So today I worked on a project for CFWebTools. The site I was working on has products and categories. The categories have subcategories that can go 4 levels deep. When someone searches on the site for a term like “ipod”, right now all the results that include ipod are returned. On the results page they want a select box with all the top-level categories listed that have ipod with in that category (and it’s sub-categories) along with a count. Similar to how Amazon does it.
So in the select box you would have something like this:
Apple (10)
Games (5)
Electronics (2)
Now category Apple might have a sub-category of Ipod, Ipod might have a sub-category of Headphones, Headphones might have a sub-category of… well you get the idea. So the way things are set up right now, in order to get an accurate count of products containing the term i-pod within the Apple category and any of the sub-categories, I would have to do 5 nested queries. Not only would I have to find the count, but determine what the top-level category is on a sub-category that might be 4 levels deep. Ugh…
So I suggested I create a script that we can run when needed (like once a day since Categories are imported daily). The script will do the necessary nested query madness and label all the subcategories with a main_id, which is ultimately the id of the top-level category. They all have a parent_id but the parent is simply one level up, so if it is a 4th level sub category, the parent_id isn’t going to tell us what the top-level category is. By adding in a field of a main_id in the database we can create a much quicker count and even optimize some other areas of the websites.
So, I added one field to the database called main_id.
Then I run this script you see below (takes about 4 seconds). You will see several if statements that check to see if the record count is greater than 0. I had to do this because I ran into sub-categories that were orphaned so there ends up not being a parent. This alleviates that problem and lets the script run without error. Once this script runs, we also now know all of the sub-categories that are orphaned because their main_id will be null. * I do use cfqueryparams on all queries just removed some from the sample since the indenting was already insane.

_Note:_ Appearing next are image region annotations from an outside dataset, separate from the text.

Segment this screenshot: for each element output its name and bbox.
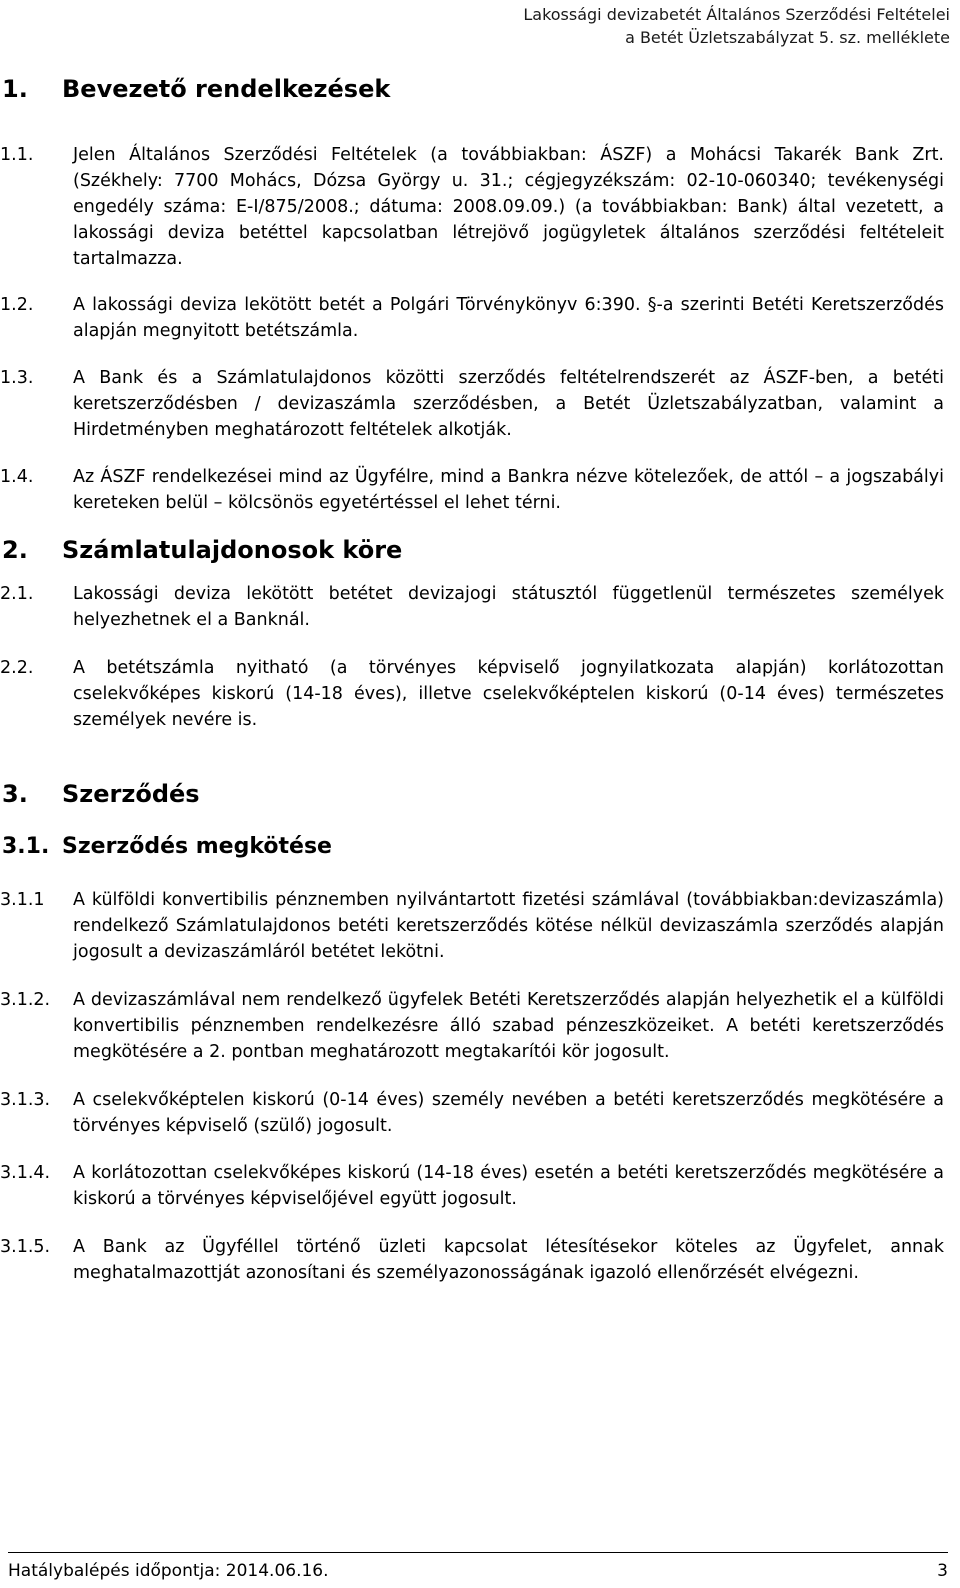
paragraph-1-4 [0, 464, 944, 516]
header-line-2: a Betét Üzletszabályzat 5. sz. melléklete [625, 28, 950, 47]
section-heading-1 [2, 72, 944, 106]
paragraph-number: 3.1.5. [0, 1237, 51, 1257]
paragraph-text: A devizaszámlával nem rendelkező ügyfelek Betéti Keretszerződés alapján helyezhetik el a külföldi konvertibilis pénznemben rendelkezésre álló szabad pénzeszközeiket. A betéti keretszerződés megkötésére a 2. pontban meghatározott megtakarítói kör jogosult. [73, 990, 944, 1062]
paragraph-number: 1.3. [0, 368, 34, 388]
section-title: Számlatulajdonosok köre [62, 536, 403, 564]
paragraph-text: A lakossági deviza lekötött betét a Polgári Törvénykönyv 6:390. §-a szerinti Betéti Keretszerződés alapján megnyitott betétszámla. [73, 295, 944, 341]
paragraph-2-2 [0, 655, 944, 733]
subsection-number: 3.1. [2, 834, 50, 859]
paragraph-text: A Bank az Ügyféllel történő üzleti kapcsolat létesítésekor köteles az Ügyfelet, annak meghatalmazottját azonosítani és személyazonosságának igazoló ellenőrzését elvégezni. [73, 1237, 944, 1283]
paragraph-number: 3.1.3. [0, 1090, 51, 1110]
paragraph-number: 3.1.1 [0, 890, 45, 910]
section-number: 3. [2, 780, 28, 808]
paragraph-text: A korlátozottan cselekvőképes kiskorú (14-18 éves) esetén a betéti keretszerződés megkötésére a kiskorú a törvényes képviselőjével együtt jogosult. [73, 1163, 944, 1209]
footer-divider [8, 1552, 948, 1553]
paragraph-number: 3.1.2. [0, 990, 51, 1010]
subsection-title: Szerződés megkötése [62, 834, 332, 859]
section-heading-2 [2, 533, 944, 567]
paragraph-number: 2.1. [0, 584, 34, 604]
paragraph-number: 3.1.4. [0, 1163, 51, 1183]
document-footer [8, 1560, 948, 1582]
document-body [0, 72, 944, 1286]
paragraph-3-1-4 [0, 1160, 944, 1212]
paragraph-text: A külföldi konvertibilis pénznemben nyilvántartott fizetési számlával (továbbiakban:devizaszámla) rendelkező Számlatulajdonos betéti keretszerződés kötése nélkül devizaszámla szerződés alapján jogosult a devizaszámláról betétet lekötni. [73, 890, 944, 962]
paragraph-1-1 [0, 142, 944, 272]
paragraph-text: A cselekvőképtelen kiskorú (0-14 éves) személy nevében a betéti keretszerződés megkötésére a törvényes képviselő (szülő) jogosult. [73, 1090, 944, 1136]
section-title: Bevezető rendelkezések [62, 75, 391, 103]
document-header [523, 3, 950, 49]
paragraph-number: 1.1. [0, 145, 34, 165]
paragraph-number: 1.2. [0, 295, 34, 315]
paragraph-3-1-3 [0, 1087, 944, 1139]
paragraph-text: A betétszámla nyitható (a törvényes képviselő jognyilatkozata alapján) korlátozottan cselekvőképes kiskorú (14-18 éves), illetve cselekvőképtelen kiskorú (0-14 éves) természetes személyek nevére is. [73, 658, 944, 730]
paragraph-text: Lakossági deviza lekötött betétet devizajogi státusztól függetlenül természetes személyek helyezhetnek el a Banknál. [73, 584, 944, 630]
header-line-1: Lakossági devizabetét Általános Szerződési Feltételei [523, 5, 950, 24]
paragraph-1-3 [0, 365, 944, 443]
paragraph-number: 1.4. [0, 467, 34, 487]
paragraph-number: 2.2. [0, 658, 34, 678]
paragraph-text: Az ÁSZF rendelkezései mind az Ügyfélre, mind a Bankra nézve kötelezőek, de attól – a jogszabályi kereteken belül – kölcsönös egyetértéssel el lehet térni. [73, 467, 944, 513]
page-number: 3 [937, 1561, 948, 1581]
paragraph-1-2 [0, 292, 944, 344]
section-title: Szerződés [62, 780, 200, 808]
paragraph-2-1 [0, 581, 944, 633]
section-number: 2. [2, 536, 28, 564]
effective-date: Hatálybalépés időpontja: 2014.06.16. [8, 1561, 329, 1581]
paragraph-3-1-5 [0, 1234, 944, 1286]
paragraph-text: Jelen Általános Szerződési Feltételek (a továbbiakban: ÁSZF) a Mohácsi Takarék Bank Zrt. (Székhely: 7700 Mohács, Dózsa György u. 31.; cégjegyzékszám: 02-10-060340; tevékenységi engedély száma: E-I/875/2008.; dátuma: 2008.09.09.) (a továbbiakban: Bank) által vezetett, a lakossági deviza betéttel kapcsolatban létrejövő jogügyletek általános szerződési feltételeit tartalmazza. [73, 145, 944, 269]
paragraph-3-1-2 [0, 987, 944, 1065]
section-heading-3 [2, 777, 944, 811]
section-number: 1. [2, 75, 28, 103]
paragraph-3-1-1 [0, 887, 944, 965]
paragraph-text: A Bank és a Számlatulajdonos közötti szerződés feltételrendszerét az ÁSZF-ben, a betéti keretszerződésben / devizaszámla szerződésben, a Betét Üzletszabályzatban, valamint a Hirdetményben meghatározott feltételek alkotják. [73, 368, 944, 440]
subsection-heading-3-1 [2, 831, 944, 863]
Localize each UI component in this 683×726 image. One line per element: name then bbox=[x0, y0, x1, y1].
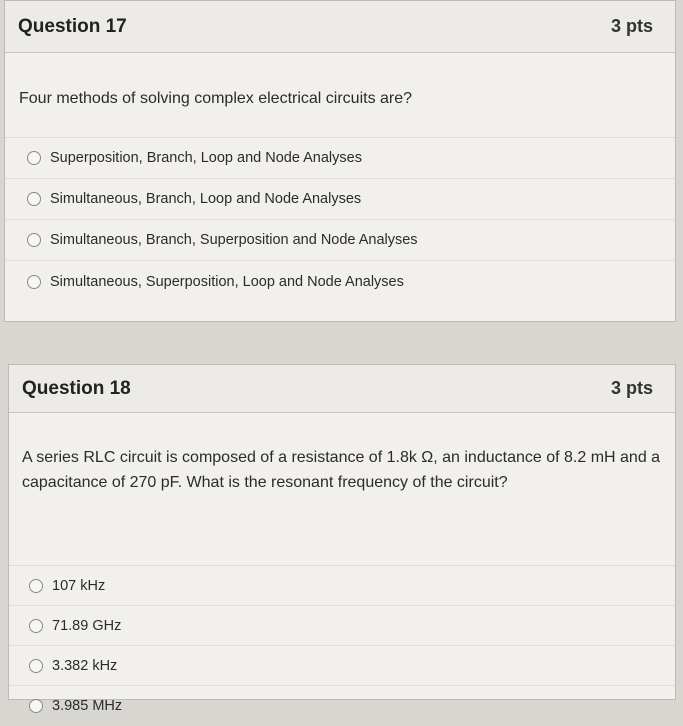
question-title: Question 17 bbox=[18, 15, 127, 37]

<cfquery datasource=#application.ds# name="getcats" >
update categories set main_id = null
</cfquery>
<cfquery datasource=#application.ds# name="getcats" >
select Category,parent_id from categories order by parent_id,category
</cfquery>
<cfoutput query="getcats">
<cfif parent_id eq 0>
<cfset parent = category>
<cfelse>
<cfquery datasource=#application.ds# name="checkparent">
select category,parent_id from categories where category = <cfqueryparam value="#getcats.parent_id#" cfsqltype="CF_SQL_INTEGER" />
</cfquery>
<cfif checkparent.recordcount gt 0>
<cfif checkparent.parent_id eq 0>
<cfset parent=checkparent.category>
<cfelse>
<cfquery datasource=#application.ds# name="checkparent2">
select category,parent_id from categories where category = <cfqueryparam value="#checkparent.parent_id#" cfsqltype="CF_SQL_INTEGER" />
</cfquery>
<cfif checkparent2.recordcount gt 0>
<cfif checkparent2.parent_id eq 0>
<cfset parent=checkparent2.category>
<cfelse>
<cfquery datasource=#application.ds# name="checkparent3">
select category,parent_id from categories where category = <cfqueryparam value="#checkparent2.parent_id#" cfsqltype="CF_SQL_INTEGER" />
</cfquery>
<cfif checkparent3.recordcount gt 0>
<cfif checkparent3.parent_id eq 0>
<cfset parent=checkparent3.category>
<cfelse>
<cfquery datasource=#application.ds# name="checkparent4">
select category,parent_id from categories where category = <cfqueryparam value="#checkparent3.parent_id#" cfsqltype="CF_SQL_INTEGER" />
</cfquery>
<cfif checkparent4.recordcount gt 0>
<cfif checkparent4.parent_id eq 0>
<cfset parent=checkparent4.category>
<cfelse>
<cfquery datasource=#application.ds# name="checkparent5">
select category,parent_id from categories where category = <cfqueryparam value="#checkparent4.parent_id#" cfsqltype="CF_SQL_INTEGER" />
</cfquery>
<cfif checkparent5.recordcount gt 0>
<cfif checkparent5.parent_id eq 0>
<cfset parent=checkparent5.category>
</cfif>
<cfelse>
<cfset parent = 0>
</cfif>
</cfif>
<cfelse>
<cfset parent = 0>
</cfif>
</cfif>
<cfelse>
<cfset parent = 0>
</cfif>
</cfif>
<cfelse>
<cfset parent = 0>
</cfif>
</cfif>
<cfelse>
<cfset parent = 0>
</cfif>
</cfif>
<cfif parent neq 0>
<cfquery datasource="#application.ds#">
update categories
set main_id = <cfqueryparam value="#parent#" cfsqltype="CF_SQL_INTEGER" />
where category = <cfqueryparam value="#getcats.category#" cfsqltype="CF_SQL_INTEGER" />
</cfquery>
</cfif>
</cfoutput>
So now I can create one query that will pull a count of a given search term from all sub-categories within a top-level category and come back with one count per top-level category. No nesting of queries. Runs much faster on the live site then the nesting would.
SELECT
count(cat.main_id) as count, cat.main_id, cat2.name
FROM
products p
INNER JOIN
table_b b on p.id = b.prod_id
INNER JOIN
table_c c on c.categoryid = b.custcat_id
INNER JOIN
categories cat on c.categoryid = cat.categoryid
INNER JOIN
categories cat2 on cat2.main_id = cat2.categoryid
WHERE
p.prodname LIKE <cfqueryparam cfsqltype="cf_sql_varchar" value="%#trim(myTerm[ter])#%" />
GROUP BY
cat.main_id, cat2.name